El líder del PP, Alberto Núñez Feijóo, lo intenta de nuevo. No dejará de aprovechar el asedio judicial a Pedro Sánchez. No parará. Su objetivo es presionar al máximo a quienes tienen la clave para romper la mayoría de investidura del presidente socialista, Junts y el PNB. Los necesita para hacer decantar la balanza o, al menos, para desequilibrarla. Es, claro está, plenamente consciente de que la concurrencia de la ultraderecha de Vox es el factor que más impide a las derechas nacionalistas catalana y vasca apuntarse al fin del sanchismo. Por eso esta vez les guiña el ojo con una moción de censura que implicaría, tal como ha explicitado, un gobierno efímero y sin los de Abascal con el objetivo único de convocar elecciones inmediatamente. Lo que les dice, pues, es esto: dadme apoyo circunstancial a mí (sin Vox) y que las urnas decidan cómo será la próxima etapa.

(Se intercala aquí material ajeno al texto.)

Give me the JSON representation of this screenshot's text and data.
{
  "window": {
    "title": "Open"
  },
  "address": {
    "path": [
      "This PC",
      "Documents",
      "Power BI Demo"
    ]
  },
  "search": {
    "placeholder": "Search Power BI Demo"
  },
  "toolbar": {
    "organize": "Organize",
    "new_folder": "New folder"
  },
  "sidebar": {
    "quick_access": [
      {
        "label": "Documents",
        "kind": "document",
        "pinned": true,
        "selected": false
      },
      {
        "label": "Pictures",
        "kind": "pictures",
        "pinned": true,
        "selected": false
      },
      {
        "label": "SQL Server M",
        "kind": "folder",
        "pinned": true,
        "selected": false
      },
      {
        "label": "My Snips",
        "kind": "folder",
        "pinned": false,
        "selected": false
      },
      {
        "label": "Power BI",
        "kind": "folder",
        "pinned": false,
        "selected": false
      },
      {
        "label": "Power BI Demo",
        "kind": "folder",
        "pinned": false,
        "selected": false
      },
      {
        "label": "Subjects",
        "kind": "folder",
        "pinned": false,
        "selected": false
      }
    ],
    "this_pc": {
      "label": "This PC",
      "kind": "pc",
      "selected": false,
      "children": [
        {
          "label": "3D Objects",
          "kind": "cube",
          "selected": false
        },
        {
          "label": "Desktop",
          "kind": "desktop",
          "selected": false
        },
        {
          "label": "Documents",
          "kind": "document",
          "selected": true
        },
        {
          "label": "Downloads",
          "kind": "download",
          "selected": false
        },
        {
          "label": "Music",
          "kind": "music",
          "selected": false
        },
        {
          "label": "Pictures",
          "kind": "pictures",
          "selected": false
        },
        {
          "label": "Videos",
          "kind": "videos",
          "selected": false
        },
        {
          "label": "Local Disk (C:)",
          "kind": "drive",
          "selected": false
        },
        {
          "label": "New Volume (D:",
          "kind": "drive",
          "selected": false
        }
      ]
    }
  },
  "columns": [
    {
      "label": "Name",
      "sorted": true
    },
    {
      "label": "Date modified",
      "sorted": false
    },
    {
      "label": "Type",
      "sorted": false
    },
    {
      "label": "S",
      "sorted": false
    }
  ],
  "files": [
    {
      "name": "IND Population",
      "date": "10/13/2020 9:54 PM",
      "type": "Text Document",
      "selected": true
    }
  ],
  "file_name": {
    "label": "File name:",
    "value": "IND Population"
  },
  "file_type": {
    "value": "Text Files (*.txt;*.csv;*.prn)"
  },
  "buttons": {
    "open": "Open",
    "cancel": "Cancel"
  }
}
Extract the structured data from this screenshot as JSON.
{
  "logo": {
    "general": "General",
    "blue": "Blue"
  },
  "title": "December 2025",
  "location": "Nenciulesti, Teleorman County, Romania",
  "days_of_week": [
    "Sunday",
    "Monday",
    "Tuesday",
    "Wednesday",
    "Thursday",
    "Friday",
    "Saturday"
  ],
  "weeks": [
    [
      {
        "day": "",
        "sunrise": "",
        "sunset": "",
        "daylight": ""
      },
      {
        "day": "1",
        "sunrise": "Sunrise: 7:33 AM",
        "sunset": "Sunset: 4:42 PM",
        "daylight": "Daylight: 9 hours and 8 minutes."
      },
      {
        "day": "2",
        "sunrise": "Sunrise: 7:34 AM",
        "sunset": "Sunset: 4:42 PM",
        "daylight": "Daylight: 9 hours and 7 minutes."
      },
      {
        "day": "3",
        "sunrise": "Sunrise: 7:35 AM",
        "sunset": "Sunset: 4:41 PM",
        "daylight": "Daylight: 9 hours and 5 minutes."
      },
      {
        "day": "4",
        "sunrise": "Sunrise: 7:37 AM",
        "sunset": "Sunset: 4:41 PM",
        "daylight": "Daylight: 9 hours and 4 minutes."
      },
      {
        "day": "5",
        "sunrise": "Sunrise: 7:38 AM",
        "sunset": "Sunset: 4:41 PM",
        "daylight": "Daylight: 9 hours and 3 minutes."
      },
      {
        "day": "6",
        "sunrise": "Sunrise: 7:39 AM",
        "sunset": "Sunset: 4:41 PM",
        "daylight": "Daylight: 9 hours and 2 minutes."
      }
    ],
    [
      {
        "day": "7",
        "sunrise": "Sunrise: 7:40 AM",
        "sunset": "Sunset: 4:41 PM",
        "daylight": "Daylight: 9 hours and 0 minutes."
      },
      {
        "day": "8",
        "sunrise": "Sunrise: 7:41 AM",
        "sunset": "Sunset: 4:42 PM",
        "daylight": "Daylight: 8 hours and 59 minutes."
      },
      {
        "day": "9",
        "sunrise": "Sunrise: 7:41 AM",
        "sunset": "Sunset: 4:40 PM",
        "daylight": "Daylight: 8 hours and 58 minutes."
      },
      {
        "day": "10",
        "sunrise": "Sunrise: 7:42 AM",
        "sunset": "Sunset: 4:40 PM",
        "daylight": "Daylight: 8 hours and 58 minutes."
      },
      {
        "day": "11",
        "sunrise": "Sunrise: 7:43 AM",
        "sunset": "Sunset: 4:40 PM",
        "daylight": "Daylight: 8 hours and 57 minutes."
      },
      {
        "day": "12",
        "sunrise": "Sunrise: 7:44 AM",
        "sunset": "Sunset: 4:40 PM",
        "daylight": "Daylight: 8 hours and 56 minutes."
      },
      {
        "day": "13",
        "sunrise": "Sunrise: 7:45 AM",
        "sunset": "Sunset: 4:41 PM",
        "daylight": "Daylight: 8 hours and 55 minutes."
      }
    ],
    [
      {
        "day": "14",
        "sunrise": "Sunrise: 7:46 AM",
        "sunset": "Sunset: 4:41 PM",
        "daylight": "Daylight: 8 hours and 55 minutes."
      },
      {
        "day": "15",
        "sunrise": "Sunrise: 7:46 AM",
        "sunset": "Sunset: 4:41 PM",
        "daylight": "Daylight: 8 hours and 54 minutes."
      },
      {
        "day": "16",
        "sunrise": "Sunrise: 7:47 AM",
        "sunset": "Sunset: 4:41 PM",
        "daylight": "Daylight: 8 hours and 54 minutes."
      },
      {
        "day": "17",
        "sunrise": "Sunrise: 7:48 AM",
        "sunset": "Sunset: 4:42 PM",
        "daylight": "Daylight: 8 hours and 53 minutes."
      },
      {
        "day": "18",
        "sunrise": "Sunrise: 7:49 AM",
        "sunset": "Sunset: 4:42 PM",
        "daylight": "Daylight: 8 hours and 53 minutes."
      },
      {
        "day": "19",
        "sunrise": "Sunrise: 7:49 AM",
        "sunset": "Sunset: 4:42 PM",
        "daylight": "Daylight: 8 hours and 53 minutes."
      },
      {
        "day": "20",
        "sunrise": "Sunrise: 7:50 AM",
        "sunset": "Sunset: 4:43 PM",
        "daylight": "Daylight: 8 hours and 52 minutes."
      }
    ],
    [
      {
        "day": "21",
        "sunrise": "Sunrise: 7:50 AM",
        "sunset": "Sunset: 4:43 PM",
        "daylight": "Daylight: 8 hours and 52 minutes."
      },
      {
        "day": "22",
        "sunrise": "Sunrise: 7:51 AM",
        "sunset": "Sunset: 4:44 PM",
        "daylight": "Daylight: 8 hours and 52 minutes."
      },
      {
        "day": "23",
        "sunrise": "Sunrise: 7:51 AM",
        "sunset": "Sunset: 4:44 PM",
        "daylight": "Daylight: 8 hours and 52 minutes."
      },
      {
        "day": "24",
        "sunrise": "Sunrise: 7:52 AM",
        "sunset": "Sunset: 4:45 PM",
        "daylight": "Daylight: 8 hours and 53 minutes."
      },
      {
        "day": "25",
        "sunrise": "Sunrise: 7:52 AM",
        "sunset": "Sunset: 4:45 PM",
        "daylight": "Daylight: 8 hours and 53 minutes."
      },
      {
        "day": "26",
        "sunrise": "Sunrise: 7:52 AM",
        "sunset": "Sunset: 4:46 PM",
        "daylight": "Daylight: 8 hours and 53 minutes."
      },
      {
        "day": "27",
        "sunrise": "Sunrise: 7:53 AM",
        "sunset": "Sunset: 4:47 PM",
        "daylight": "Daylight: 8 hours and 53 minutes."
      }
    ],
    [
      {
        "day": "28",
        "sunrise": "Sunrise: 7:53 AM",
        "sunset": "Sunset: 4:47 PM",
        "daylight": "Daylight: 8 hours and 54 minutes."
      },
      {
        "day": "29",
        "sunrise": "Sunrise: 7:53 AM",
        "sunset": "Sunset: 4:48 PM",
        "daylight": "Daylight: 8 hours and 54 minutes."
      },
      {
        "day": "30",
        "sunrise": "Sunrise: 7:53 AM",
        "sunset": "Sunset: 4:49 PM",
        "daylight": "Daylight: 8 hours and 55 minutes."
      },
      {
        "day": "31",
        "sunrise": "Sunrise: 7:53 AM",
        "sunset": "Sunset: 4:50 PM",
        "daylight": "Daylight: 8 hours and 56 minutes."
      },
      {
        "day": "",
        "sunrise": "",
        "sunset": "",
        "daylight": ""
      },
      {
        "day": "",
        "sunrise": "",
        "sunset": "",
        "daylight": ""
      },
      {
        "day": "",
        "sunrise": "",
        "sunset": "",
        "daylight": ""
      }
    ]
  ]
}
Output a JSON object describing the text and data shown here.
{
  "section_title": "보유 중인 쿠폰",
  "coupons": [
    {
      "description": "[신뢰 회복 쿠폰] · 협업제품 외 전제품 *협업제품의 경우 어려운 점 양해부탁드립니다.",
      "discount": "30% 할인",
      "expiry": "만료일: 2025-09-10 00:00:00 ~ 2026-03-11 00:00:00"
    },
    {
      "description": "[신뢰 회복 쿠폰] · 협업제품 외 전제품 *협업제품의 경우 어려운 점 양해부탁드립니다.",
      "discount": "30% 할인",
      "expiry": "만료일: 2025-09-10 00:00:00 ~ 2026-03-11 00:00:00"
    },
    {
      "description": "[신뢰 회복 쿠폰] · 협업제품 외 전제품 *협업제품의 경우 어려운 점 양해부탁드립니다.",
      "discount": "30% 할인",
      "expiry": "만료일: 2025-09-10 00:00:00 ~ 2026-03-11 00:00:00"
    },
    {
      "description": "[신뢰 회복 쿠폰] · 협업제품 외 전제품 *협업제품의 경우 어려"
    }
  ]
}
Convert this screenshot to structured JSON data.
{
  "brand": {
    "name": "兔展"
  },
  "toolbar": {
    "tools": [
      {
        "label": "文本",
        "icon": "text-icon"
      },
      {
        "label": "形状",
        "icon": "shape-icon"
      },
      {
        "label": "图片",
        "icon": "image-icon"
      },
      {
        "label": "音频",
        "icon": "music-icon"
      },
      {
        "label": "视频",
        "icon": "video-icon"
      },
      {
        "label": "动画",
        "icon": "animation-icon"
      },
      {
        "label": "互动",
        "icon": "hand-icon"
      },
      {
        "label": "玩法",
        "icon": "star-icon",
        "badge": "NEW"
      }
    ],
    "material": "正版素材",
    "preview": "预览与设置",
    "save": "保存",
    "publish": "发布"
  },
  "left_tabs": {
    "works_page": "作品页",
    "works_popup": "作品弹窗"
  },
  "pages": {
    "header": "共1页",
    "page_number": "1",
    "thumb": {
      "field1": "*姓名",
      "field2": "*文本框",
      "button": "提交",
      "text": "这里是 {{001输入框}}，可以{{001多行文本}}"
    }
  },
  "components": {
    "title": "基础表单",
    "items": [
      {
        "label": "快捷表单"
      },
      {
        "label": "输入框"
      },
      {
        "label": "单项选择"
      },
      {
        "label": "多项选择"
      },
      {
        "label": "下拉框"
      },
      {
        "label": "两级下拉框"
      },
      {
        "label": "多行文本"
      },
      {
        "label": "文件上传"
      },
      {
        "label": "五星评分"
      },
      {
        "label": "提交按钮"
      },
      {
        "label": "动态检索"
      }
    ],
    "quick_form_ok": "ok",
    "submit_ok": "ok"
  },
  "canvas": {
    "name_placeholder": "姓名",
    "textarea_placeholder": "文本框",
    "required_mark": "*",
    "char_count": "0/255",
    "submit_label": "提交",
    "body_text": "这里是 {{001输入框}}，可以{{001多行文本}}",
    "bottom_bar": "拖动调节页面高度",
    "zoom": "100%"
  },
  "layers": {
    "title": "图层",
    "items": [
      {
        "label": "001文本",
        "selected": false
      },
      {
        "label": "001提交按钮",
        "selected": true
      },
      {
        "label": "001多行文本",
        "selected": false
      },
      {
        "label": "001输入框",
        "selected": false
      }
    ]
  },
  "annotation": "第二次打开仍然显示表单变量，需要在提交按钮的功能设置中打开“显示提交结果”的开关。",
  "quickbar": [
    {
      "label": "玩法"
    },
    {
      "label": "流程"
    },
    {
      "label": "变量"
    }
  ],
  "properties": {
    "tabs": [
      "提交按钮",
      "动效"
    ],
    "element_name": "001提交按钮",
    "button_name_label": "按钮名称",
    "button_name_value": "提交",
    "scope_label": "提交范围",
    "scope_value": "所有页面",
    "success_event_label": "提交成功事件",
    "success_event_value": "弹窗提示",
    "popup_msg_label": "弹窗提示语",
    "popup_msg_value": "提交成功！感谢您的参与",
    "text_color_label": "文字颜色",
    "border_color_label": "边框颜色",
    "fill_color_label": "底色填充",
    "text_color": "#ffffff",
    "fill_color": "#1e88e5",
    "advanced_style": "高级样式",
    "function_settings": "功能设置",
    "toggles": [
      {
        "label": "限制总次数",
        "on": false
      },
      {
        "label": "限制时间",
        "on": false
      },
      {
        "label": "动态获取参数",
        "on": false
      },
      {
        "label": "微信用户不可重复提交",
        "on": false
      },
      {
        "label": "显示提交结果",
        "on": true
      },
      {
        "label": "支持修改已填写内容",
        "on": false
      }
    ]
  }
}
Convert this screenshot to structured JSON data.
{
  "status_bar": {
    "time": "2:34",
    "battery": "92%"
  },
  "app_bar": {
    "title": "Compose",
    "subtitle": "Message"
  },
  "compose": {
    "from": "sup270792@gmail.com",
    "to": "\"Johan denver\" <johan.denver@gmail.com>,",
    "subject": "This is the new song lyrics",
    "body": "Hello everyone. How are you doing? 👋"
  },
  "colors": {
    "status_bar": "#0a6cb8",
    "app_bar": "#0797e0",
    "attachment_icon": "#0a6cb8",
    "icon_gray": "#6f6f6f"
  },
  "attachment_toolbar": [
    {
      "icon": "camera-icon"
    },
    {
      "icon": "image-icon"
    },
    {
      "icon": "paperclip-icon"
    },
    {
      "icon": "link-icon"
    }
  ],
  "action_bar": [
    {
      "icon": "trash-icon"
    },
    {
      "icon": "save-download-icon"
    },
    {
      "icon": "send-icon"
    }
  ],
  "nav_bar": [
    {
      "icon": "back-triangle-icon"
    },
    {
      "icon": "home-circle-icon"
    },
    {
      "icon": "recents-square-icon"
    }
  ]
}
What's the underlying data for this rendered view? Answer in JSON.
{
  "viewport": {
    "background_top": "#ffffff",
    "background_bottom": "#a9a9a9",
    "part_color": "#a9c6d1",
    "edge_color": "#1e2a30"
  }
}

Solo hace unos días, sin embargo, tanto Junts como el PNB ya le dijeron que no se apuntaban a una moción de censura. Este lunes han callado. Veremos qué dicen el martes. Ciertamente, unos y otros están incómodos con la acumulación de casos judiciales que afectan al PSOE sanchista. En el caso de Junts, sin duda también pesa, y mucho, la no aplicación de la amnistía. En cuanto al PNB, el hecho de que en el País Vasco estén gobernando en coalición con los socialistas resulta incompatible con hacer caer al PSOE en el Estado: se pondrían en peligro ellos mismos en Bilbao.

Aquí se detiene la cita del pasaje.